Die Nußbaumerin. So erging es nämlich auch der Salzburgerin Johanna Nußbaumer. Ihr Restaurant Nußbaumerin in Charlottenburg ist wohl eines der Authentischsten. Sie hat den alpin-ruralen Geschmack mit nach Berlin gebracht. Als Kind war sie oft auf dem Bauernhof der Großmutter, hier hat sie alles gelernt: schlachten, Wurst machen, einkochen und natürlich die Mehlspeisen. „Das ist echt Salzburger Geschmack“, sagen sogar die Damen von der Österreich-Werbung, die in Berlin sitzen. Teamleiter Markus Aspetzberger: „Ich mag das kleine Felix Austria in der Bergmannstraße. Da gibt es Leberkäse, Gulasch und Käsekrainer. Man kann frühstücken, Kaffee trinken, sich zwischendurch einen Almdudler und Manner-Schnitten holen. Es ist ein recht junges, weniger traditionelles Lokal.“

Betont traditionell, aber trashig geht es im Mutzenbacher im Berliner Bezirk Friedrichshain zu. Hier hat sich der Kitzbüheler Franz Josef Steiner seine eigene kleine Gaststube ausgebaut, Wände eingerissen und mit Freunden den Dreck rausgekarrt. In der Mitte steht ein langer Tisch, an der Wand hängen ein mit Discospiegeln geschmückter Wildschweinschädel und ein Gemälde der „Mutzenbacher“ von Wolfgang Joop. Franz Josef zieht schon einmal die Lederhose an – der Name Mutzenbacher ist hier Programm: „Alles wird mit Liebe gemacht.“ Jede Woche kommt der Kühlwagen aus Tirol, es wird authentisch gekocht. Dazu gibt es elektronische Klänge, schließlich war der Koch einmal DJ.

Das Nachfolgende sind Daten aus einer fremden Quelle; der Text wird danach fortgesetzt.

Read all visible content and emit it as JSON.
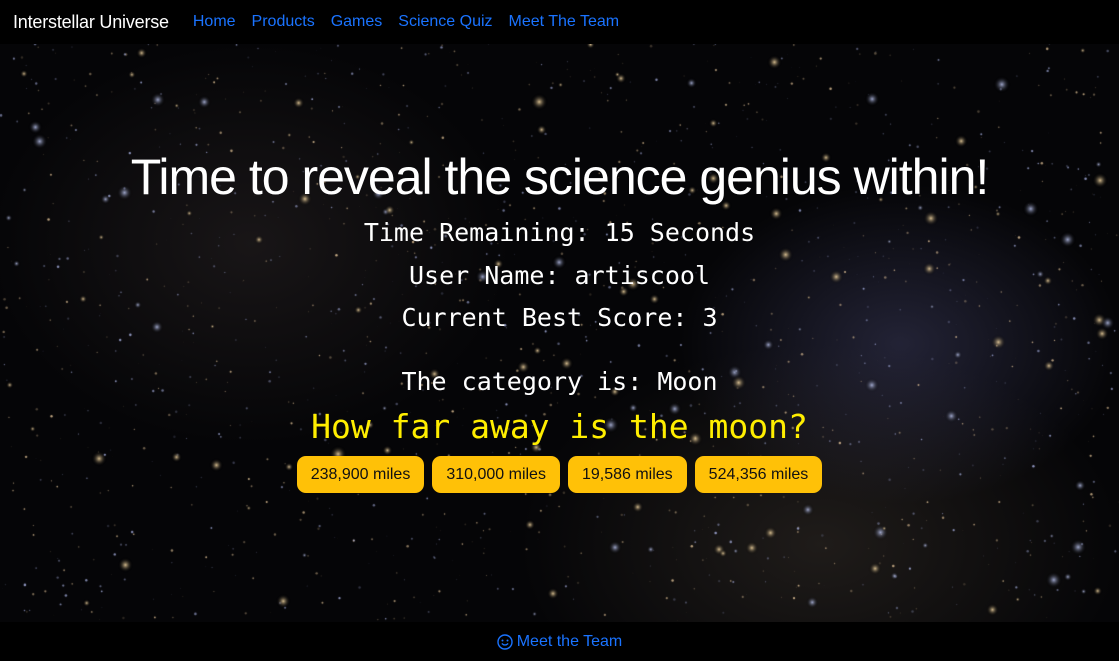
{
  "navbar": {
    "brand": "Interstellar Universe",
    "links": [
      "Home",
      "Products",
      "Games",
      "Science Quiz",
      "Meet The Team"
    ]
  },
  "quiz": {
    "headline": "Time to reveal the science genius within!",
    "time_remaining": "Time Remaining: 15 Seconds",
    "user_name": "User Name: artiscool",
    "best_score": "Current Best Score: 3",
    "category": "The category is: Moon",
    "question": "How far away is the moon?",
    "answers": [
      "238,900 miles",
      "310,000 miles",
      "19,586 miles",
      "524,356 miles"
    ]
  },
  "footer": {
    "link_icon": "smile-icon",
    "link_label": "Meet the Team"
  },
  "colors": {
    "link": "#1a73ff",
    "question": "#ffee00",
    "answer_button": "#ffc107",
    "background": "#000000"
  }
}
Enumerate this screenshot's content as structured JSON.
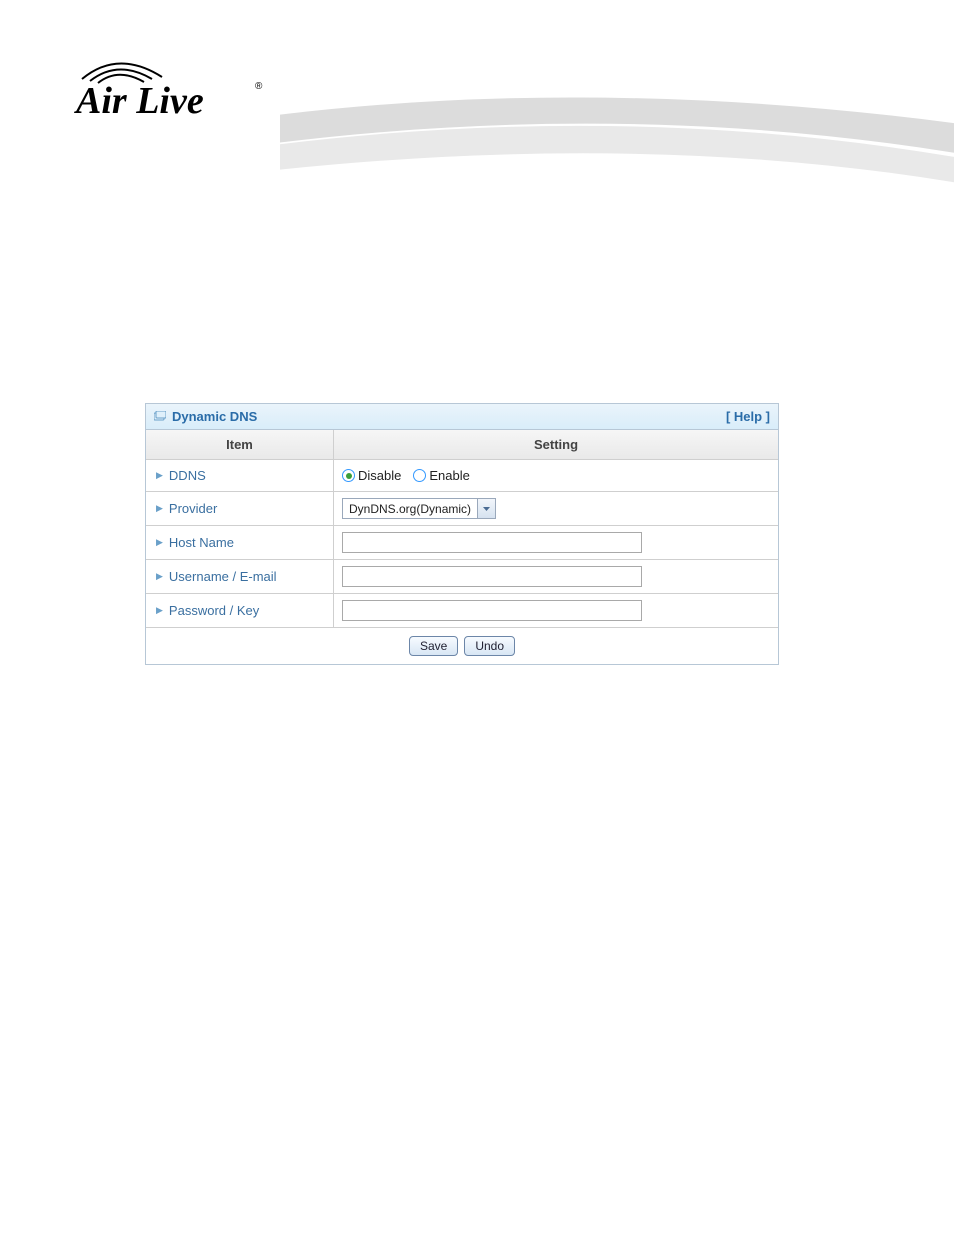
{
  "brand": "Air Live",
  "panel": {
    "title": "Dynamic DNS",
    "help_label": "[ Help ]",
    "columns": {
      "item": "Item",
      "setting": "Setting"
    },
    "rows": {
      "ddns": {
        "label": "DDNS",
        "options": {
          "disable": "Disable",
          "enable": "Enable"
        },
        "selected": "disable"
      },
      "provider": {
        "label": "Provider",
        "value": "DynDNS.org(Dynamic)"
      },
      "hostname": {
        "label": "Host Name",
        "value": ""
      },
      "username": {
        "label": "Username / E-mail",
        "value": ""
      },
      "password": {
        "label": "Password / Key",
        "value": ""
      }
    },
    "buttons": {
      "save": "Save",
      "undo": "Undo"
    }
  }
}
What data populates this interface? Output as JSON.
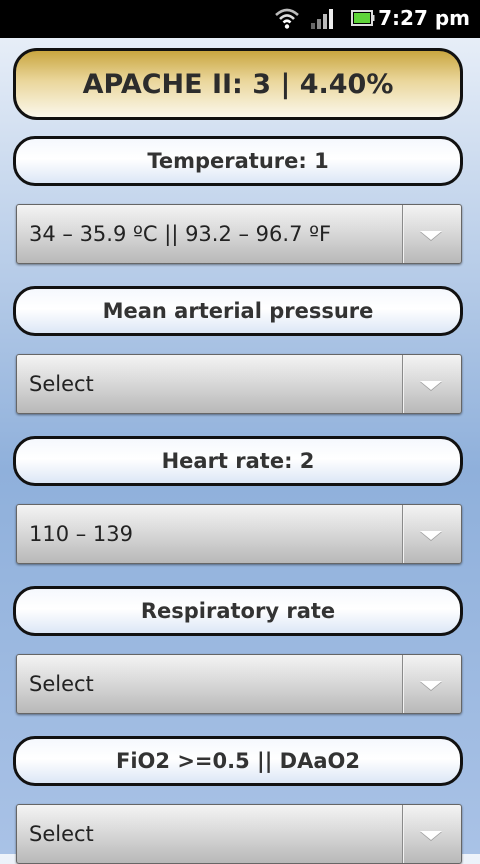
{
  "status_bar": {
    "time": "7:27 pm"
  },
  "summary": {
    "text": "APACHE II: 3 | 4.40%"
  },
  "fields": [
    {
      "label": "Temperature: 1",
      "value": "34 – 35.9 ºC || 93.2 – 96.7 ºF"
    },
    {
      "label": "Mean arterial pressure",
      "value": "Select"
    },
    {
      "label": "Heart rate: 2",
      "value": "110 – 139"
    },
    {
      "label": "Respiratory rate",
      "value": "Select"
    },
    {
      "label": "FiO2 >=0.5 || DAaO2",
      "value": "Select"
    }
  ]
}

Zutaten aus den Alpen. Ein Berufskollege an den Plattentellern war früher auch Björn Nitz, der als Mecklenburger in seinem Restaurant Zum Dritten Mann bessere Schnitzel serviert als manche Österreicher. Er importiert seine Zutaten wie viele andere direkt aus Österreich. Fast alle bestellen dort vor allem die Brösel für die Schnitzel, aber auch Schinken, Wurst, Leberkäse, Wein, Kürbiskernöl, Marillenlikör und vieles mehr.

„Die Leute suchen bei uns auch ein bisschen das Urlaubsgefühl“, sagt Hartmut Guy vom Riehmers. Er selbst ist in Ostberlin aufgewachsen, war erfolgreicher Schauspieler, ehe er Gastwirt wurde. Hartmut Guy bietet seinen Gästen nicht nur kulinarische, sondern auch unterhaltsame Höhepunkte. Er macht regelmäßig Skiurlaub in Österreich, genießt das Hüttenfeeling und sagt: „Die Berliner sehnen sich nach einer herzlichen Gastlichkeit, nach Aufmerksamkeit und gutem Service.“ Tatsächlich ist das in Berlin oft Mangelware.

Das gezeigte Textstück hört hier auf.